Well, don't get me started about that Windows NT 3.1 driver. It seems to be "works on my machine, let's ship it" quality.

  • As you already noticed, it has support to configure two contemporary UMC chipsets in a way that configuration of the chip is possible without encountering "issues", but it doesn't check whether the target chipset is actually present. Given the IO addresses 28/2A for the UM82C498 and C022/C024 for the UM82C491, this seems to be benign, as these addresses are uncommon chipset configuration addresses, so that code is unlikely to mess up other chipsets. Nevertheless, On the DataExpert EXP4044 with its Opti 802 chipset, some workaround seems required, as I experienced, which this driver does not provide.
  • Compared to the BIOS, they improved the bus speed detection code. It still measures Intel-Equivalent MHz (thus getting wrong results on Cyrix CPUs), but now it also times REP OUTSB to port 1F2, to actually get an impression of the bus speed, and then divides the CPU speed by 2 or 3 if appropriate. The algorithm is "if the CPU clock is below estimated bus clock + 15MHz, assume x1. Otherwise, if half the CPU clock is below estimated bus clock + 8MHz, assume x2. Otherwise, assume x3". The thresholds for 25/33/50 MHz are 27MHz and 36MHz. This code does not support x4 (AMD 5x86), but it has more issues. It issues REP OUTSB without setting up ESI, which obviously just happens to point to readable memory at that point. While I still didn't measure it, I assume a Cyrix 486DX-33 to score around 37 to 38 "Intel-equivalent MHz" in that test, pushing it into the FSB50 category. But worst of all, the code sets "Speed 1" before this measurement (which is a prudent thing to do), which sets all the drive-specific timing parameters to "Speed 1", but it does not configure the global non-data active time setting.
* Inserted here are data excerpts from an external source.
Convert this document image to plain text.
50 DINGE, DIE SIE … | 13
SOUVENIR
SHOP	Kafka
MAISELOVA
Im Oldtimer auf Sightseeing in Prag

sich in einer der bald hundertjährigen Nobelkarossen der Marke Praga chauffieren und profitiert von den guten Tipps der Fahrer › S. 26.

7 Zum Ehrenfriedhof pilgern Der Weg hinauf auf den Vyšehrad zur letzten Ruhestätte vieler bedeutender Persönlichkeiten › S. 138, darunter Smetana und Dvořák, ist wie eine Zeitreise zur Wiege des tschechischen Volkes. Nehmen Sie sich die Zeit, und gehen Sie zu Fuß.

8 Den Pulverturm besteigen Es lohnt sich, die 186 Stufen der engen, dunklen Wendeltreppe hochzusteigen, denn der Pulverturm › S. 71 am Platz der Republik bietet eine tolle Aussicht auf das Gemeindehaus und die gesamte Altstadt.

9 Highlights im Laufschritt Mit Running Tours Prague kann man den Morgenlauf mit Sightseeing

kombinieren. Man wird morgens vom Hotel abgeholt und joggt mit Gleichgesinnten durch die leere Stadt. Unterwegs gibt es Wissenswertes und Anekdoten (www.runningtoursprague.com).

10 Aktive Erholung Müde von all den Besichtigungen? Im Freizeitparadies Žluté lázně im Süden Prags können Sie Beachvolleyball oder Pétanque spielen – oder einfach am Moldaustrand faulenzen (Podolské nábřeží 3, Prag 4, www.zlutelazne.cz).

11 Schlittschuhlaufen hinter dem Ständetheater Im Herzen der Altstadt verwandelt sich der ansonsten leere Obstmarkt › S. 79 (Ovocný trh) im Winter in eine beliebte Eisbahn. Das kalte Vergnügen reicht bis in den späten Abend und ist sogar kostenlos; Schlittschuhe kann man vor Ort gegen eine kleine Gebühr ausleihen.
As it is REP OUTSBing to a non-data port, that setting is relevant for the benchmark it does. Depending on FSB clock, the BIOS I had at hand configures this value to 14 or 15 clocks, so in that case, the assumption of 30 clocks cycle time (or so) may still hold, as the drive-specific setup time at speed 1 is 15 clocks.